While the Frankenstein-centric episode a couple of weeks didn’t really work for me, “Closer Than Sisters” was strong enough that I didn’t miss the absent characters. It provided some much-needed emotional grounding to the search for Mina, which has been fairly perfunctory up to this point. Eva Green once again brought feral energy to her freak-out scenes (the shot of her writhing naked on the bed will stay with me a while), but also excelled in quieter moments like her reunion with Mina on the beach. Olivia Llewellyn finally got to do more than suddenly appear out of nowhere, and Dalton did some of his best work of the series to date, both as Sir Malcolm (I particularly enjoyed the relish with which he told the story of his encounter with the cannibals) and the Sir Malcolm-shaped demon who visits Vanessa. With only three episodes remaining in the season, however, now would be a really good time for Penny Dreadful to stop look back and start moving forward.

Stray observations:

  • The hedge maze recalls The Shining, obviously, but I also detected a hint of “All work and no play makes Jack a dull boy” in Vanessa’s bottomless trunk of letters. If she’s just getting around to telling Mina this story now, what has she been writing all this time?

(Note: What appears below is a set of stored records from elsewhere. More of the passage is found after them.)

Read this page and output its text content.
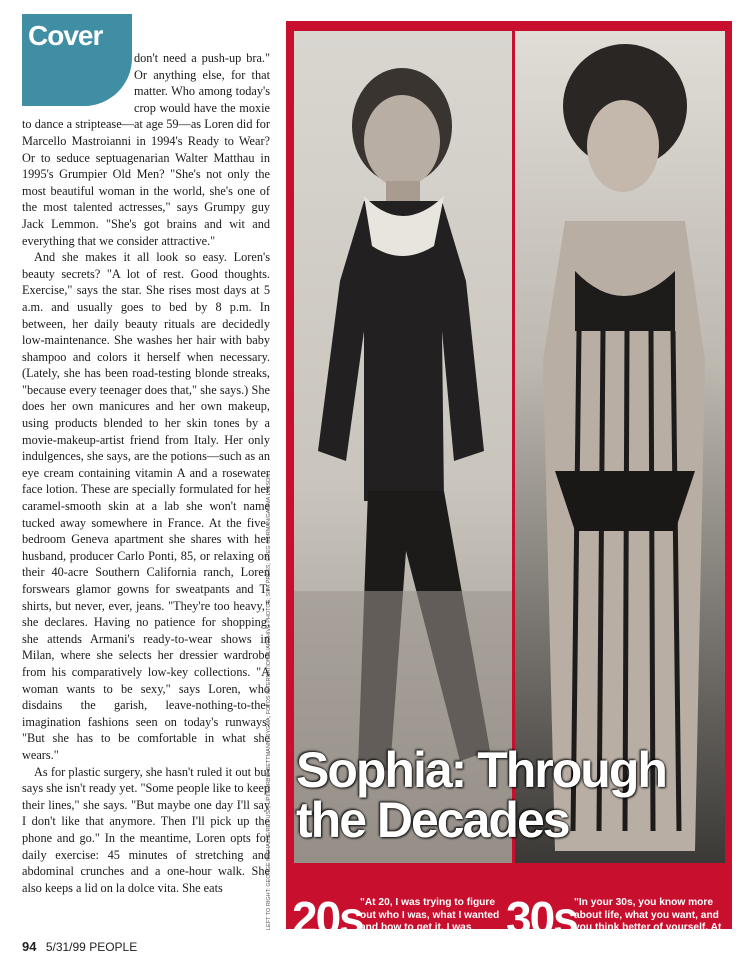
Cover

don't need a push-up bra." Or anything else, for that matter. Who among today's crop would have the moxie to dance a striptease—at age 59—as Loren did for Marcello Mastroianni in 1994's Ready to Wear? Or to seduce septuagenarian Walter Matthau in 1995's Grumpier Old Men? "She's not only the most beautiful woman in the world, she's one of the most talented actresses," says Grumpy guy Jack Lemmon. "She's got brains and wit and everything that we consider attractive."

And she makes it all look so easy. Loren's beauty secrets? "A lot of rest. Good thoughts. Exercise," says the star. She rises most days at 5 a.m. and usually goes to bed by 8 p.m. In between, her daily beauty rituals are decidedly low-maintenance. She washes her hair with baby shampoo and colors it herself when necessary. (Lately, she has been road-testing blonde streaks, "because every teenager does that," she says.) She does her own manicures and her own makeup, using products blended to her skin tones by a movie-makeup-artist friend from Italy. Her only indulgences, she says, are the potions—such as an eye cream containing vitamin A and a rosewater face lotion. These are specially formulated for her caramel-smooth skin at a lab she won't name tucked away somewhere in France. At the five-bedroom Geneva apartment she shares with her husband, producer Carlo Ponti, 85, or relaxing on their 40-acre Southern California ranch, Loren forswears glamor gowns for sweatpants and T-shirts, but never, ever, jeans. "They're too heavy," she declares. Having no patience for shopping, she attends Armani's ready-to-wear shows in Milan, where she selects her dressier wardrobe from his comparatively low-key collections. "A woman wants to be sexy," says Loren, who disdains the garish, leave-nothing-to-the-imagination fashions seen on today's runways. "But she has to be comfortable in what she wears."

As for plastic surgery, she hasn't ruled it out but says she isn't ready yet. "Some people like to keep their lines," she says. "But maybe one day I'll say I don't like that anymore. Then I'll pick up the phone and go." In the meantime, Loren opts for daily exercise: 45 minutes of stretching and abdominal crunches and a one-hour walk. She also keeps a lid on la dolce vita. She eats	LEFT TO RIGHT: GEORGE MICHALKE/REX USA; UPI/CORBIS-BETTMANN; SYGMA; FOTOS INTERNATIONAL/ARCHIVE PHOTOS; SIPA PRESS; GREG GORMAN/GAMMA LIAISON 20s
"At 20, I was trying to figure out who I was, what I wanted and how to get it. I was learning about myself." 30s
"In your 30s, you know more about life, what you want, and you think better of yourself. At 30, I wanted to be a mother."
Sophia: Through
the Decades
94 5/31/99 PEOPLE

  • Elsewhere in horror movie references, The Exorcist is evoked again in Vanessa’s possession scenes. Specifically, her telling Peter “You’re going to die there” recalls Regan’s words to the astronaut just before she pees on the floor.
  • The relationship between Vanessa’s mother and father was nicely sketched in just a few a scenes. It’s clear that Mrs. Ives is the dominant figure in the household, and it makes sense that Vanessa would take after her mother (and not just in terms of inappropriate sexual relations with the neighbors).
  • There will be more Penny Dreadful! Showtime has renewed the series for a second season.